Raymond instinctively raises the pistol, but Captain Chopra waves him away.
“Impressive, general,” he compliments her technique, straightening his shirt. “You’ll do well in prison.” He throws a round-house kick of his own, to push her back, which is followed by a back kick which Fran deflects and a driving punch, which she does not. The hit sends her backwards against the desk, her nose bleeding. She seems only slightly stunned and charges with a flurry of striking fists that Jim’s defensive maneuvers seem designed to block at every jab. There is frustration in Fran’s expression, Raymond notes.
She brings up a knee next, and Jim deflects it with his shin as the flurry of punches continue to come at him. He finally manages to grab a wrist and turn it but Fran uses his own weight against him, turning herself in the air to lessen the grip, then firing a hard fist to the side of Jim’s face. This staggers him a moment, but not long enough that he can’t retaliate with a kick to her midsection which clearly winds her.

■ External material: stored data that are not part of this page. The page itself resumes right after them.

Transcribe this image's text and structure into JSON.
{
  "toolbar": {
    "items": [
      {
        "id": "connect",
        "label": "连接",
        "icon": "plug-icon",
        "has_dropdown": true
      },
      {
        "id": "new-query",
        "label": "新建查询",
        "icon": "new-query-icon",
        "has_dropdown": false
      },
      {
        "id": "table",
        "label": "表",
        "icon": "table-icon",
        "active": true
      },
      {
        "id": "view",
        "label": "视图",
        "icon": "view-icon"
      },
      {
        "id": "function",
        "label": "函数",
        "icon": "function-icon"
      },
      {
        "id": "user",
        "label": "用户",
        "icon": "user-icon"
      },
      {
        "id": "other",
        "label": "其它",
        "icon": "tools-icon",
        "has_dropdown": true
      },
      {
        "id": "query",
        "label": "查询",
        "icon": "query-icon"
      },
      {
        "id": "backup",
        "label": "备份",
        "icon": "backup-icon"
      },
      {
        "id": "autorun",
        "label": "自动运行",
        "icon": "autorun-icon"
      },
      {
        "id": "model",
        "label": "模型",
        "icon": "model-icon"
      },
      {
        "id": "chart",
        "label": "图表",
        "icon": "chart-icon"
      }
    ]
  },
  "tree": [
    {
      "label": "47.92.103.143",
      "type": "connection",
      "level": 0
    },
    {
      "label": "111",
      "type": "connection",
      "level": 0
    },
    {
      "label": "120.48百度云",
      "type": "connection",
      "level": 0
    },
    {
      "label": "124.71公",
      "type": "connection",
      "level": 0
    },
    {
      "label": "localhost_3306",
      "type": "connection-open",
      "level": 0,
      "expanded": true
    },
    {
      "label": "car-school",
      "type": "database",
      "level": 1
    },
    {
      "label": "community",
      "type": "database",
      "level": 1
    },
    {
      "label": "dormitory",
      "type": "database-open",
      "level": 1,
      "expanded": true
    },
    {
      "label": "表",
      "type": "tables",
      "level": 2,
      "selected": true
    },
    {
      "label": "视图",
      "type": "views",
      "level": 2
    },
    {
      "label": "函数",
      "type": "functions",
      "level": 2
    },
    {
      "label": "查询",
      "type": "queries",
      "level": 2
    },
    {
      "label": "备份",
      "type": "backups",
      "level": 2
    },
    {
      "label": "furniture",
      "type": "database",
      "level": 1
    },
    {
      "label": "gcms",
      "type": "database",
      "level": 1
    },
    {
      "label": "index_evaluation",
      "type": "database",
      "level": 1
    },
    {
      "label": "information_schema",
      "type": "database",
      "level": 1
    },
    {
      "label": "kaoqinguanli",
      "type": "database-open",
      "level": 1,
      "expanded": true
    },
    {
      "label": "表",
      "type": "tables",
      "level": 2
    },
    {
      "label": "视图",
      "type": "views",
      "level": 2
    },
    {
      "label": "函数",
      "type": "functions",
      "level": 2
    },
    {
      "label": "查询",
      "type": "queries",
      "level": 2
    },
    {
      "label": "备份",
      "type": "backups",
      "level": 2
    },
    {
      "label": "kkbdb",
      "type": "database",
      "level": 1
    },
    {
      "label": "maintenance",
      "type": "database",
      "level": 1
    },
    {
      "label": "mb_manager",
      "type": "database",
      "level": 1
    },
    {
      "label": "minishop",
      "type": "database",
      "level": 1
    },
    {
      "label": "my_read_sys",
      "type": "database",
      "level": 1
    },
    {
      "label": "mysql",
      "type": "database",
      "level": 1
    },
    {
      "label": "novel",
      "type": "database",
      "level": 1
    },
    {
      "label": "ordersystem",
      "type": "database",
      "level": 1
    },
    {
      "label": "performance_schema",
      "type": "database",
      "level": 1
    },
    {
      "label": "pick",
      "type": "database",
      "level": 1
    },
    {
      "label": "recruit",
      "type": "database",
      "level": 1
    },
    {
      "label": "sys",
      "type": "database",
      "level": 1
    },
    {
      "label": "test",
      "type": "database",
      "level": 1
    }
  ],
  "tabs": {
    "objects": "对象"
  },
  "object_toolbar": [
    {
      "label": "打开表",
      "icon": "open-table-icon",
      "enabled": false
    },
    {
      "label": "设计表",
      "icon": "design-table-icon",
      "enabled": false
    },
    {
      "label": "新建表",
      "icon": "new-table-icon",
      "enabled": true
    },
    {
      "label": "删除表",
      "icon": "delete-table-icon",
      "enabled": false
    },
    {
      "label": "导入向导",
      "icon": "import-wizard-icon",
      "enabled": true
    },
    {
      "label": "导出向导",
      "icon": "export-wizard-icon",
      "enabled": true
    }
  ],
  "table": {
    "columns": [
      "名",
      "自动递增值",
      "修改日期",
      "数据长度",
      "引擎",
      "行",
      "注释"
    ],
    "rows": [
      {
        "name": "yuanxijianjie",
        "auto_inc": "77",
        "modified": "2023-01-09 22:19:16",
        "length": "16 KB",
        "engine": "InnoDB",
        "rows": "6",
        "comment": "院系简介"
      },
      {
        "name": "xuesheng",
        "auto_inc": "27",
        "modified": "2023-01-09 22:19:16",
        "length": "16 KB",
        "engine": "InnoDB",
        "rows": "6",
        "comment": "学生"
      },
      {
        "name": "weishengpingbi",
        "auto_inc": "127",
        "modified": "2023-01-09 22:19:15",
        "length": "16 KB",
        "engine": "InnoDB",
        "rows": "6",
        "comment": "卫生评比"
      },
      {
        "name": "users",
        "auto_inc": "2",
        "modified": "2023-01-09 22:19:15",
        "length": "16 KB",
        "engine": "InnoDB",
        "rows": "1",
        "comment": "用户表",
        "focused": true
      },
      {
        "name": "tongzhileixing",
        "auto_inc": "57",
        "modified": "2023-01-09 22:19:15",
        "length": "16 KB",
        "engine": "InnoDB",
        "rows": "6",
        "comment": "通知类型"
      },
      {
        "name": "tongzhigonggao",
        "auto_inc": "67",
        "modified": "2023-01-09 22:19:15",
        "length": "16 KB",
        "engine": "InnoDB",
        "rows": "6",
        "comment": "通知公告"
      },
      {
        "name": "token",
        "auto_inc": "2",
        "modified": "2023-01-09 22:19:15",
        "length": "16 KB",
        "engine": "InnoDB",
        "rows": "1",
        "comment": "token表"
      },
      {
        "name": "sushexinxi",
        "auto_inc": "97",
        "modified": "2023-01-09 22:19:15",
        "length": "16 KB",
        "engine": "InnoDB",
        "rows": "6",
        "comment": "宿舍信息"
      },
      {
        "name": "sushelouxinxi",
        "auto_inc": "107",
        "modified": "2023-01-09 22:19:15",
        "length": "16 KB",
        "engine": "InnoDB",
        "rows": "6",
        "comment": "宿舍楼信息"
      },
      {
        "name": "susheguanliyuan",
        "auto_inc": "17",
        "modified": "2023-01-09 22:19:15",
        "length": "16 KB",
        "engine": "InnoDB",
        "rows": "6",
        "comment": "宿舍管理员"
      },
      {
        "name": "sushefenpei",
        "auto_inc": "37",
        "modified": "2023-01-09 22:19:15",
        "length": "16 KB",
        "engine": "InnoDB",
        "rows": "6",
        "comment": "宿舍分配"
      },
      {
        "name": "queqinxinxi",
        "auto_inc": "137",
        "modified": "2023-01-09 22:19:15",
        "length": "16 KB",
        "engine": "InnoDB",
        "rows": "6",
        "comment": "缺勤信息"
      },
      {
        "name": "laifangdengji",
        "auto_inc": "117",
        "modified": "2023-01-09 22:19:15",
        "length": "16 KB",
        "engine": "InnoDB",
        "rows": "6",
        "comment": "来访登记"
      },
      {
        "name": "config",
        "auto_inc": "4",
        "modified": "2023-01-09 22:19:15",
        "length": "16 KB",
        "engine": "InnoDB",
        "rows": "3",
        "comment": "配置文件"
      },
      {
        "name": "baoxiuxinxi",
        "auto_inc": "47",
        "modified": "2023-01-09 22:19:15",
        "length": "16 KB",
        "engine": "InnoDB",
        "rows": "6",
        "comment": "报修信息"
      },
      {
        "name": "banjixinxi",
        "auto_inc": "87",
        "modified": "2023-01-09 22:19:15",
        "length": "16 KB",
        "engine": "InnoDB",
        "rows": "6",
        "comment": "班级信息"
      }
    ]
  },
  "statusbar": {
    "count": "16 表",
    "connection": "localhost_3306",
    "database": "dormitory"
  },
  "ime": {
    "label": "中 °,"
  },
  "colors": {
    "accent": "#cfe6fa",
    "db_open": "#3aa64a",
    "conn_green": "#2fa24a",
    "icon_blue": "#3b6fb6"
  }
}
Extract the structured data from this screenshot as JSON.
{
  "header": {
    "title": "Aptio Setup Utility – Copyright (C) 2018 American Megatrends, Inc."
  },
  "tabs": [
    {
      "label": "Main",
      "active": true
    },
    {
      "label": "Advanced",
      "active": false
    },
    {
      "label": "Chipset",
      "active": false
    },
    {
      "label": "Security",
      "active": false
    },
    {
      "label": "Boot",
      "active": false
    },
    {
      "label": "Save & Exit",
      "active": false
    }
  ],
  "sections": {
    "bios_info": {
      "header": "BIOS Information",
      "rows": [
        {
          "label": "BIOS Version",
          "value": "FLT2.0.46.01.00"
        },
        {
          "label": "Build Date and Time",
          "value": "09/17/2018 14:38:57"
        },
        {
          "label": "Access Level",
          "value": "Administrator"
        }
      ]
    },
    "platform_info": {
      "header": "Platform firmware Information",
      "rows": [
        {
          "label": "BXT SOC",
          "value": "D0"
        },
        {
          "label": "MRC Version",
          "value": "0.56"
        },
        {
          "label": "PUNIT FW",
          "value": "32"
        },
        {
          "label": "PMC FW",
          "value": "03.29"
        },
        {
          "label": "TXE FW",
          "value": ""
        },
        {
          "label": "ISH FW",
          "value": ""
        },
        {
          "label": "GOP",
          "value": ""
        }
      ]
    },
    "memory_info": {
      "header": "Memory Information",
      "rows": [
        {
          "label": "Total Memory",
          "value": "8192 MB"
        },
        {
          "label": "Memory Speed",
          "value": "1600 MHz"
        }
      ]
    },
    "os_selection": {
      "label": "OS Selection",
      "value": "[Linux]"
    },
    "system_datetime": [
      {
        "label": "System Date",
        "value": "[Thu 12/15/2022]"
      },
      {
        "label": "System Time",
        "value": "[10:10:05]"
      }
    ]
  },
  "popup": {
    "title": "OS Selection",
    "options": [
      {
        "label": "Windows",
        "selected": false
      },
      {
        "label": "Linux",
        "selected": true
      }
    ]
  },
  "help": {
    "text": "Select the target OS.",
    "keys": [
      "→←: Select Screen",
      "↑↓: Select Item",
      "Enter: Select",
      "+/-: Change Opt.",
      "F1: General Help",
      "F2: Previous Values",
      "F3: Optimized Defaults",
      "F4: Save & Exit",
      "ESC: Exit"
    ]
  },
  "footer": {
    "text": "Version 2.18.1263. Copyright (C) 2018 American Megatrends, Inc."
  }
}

Fran hurries backward, braces herself against the floor to ceiling windows and launches another attack. She slips under the captain’s legs alarmingly, and rushes Raymond.
The gun comes up again and Raymond pulls its trigger. His first shot is a big miss. He fires again and again until Fran is on him, her hands crushing his windpipe. She stares into his eyes, her green on his blue, blood dripping onto his face from her broken nose. Sudden confusion enters those green eyes, and she convulses, producing a torrid of blood from her mouth falling onto his neck, as she relaxes her grip. Next, her body is torn away and thrown backward by Captain Chopra, Raymond rises, hands on his throat. Fran heaves on the floor, each successful breath seemingly excruciating.
“It’s better then you deserve,” Chopra announces to her writhing frame. “You should have lived a long life
of regret, instead you’ve stolen that from all of us. You’re a pitiful woman.”
Raymond stands and falls to Fran’s side, realising he had hit her twice in the chest. She gulps for air through the blood building in her throat, and the chancellor attempts to stop the bubbling blood from escaping her body with his hands. He places a finger at a pulse point. Her heart pounds fast, all the blood pumping onto the floor. Then, very suddenly, her pulse slows. “Can we save her?”
“No,” Jim tells him. “Nothing can be done.” He sounds cheated, and he was. They all were.
Fran’s legs stretch and retract with the pain, and the anxiety she must be feeling. Bubbles form in her mouth as she attempts to speak. Nothing is forthcoming. Her eyes scream something at him, but if she dies, he’ll never learn exactly what that something is.
“Rest, Fran,” he tells her, placing a hand on her head. “Rest,” he feels traumatised by the scene. He has never shot someone before. “Is there nothing we can do!?” he cries up to Jim.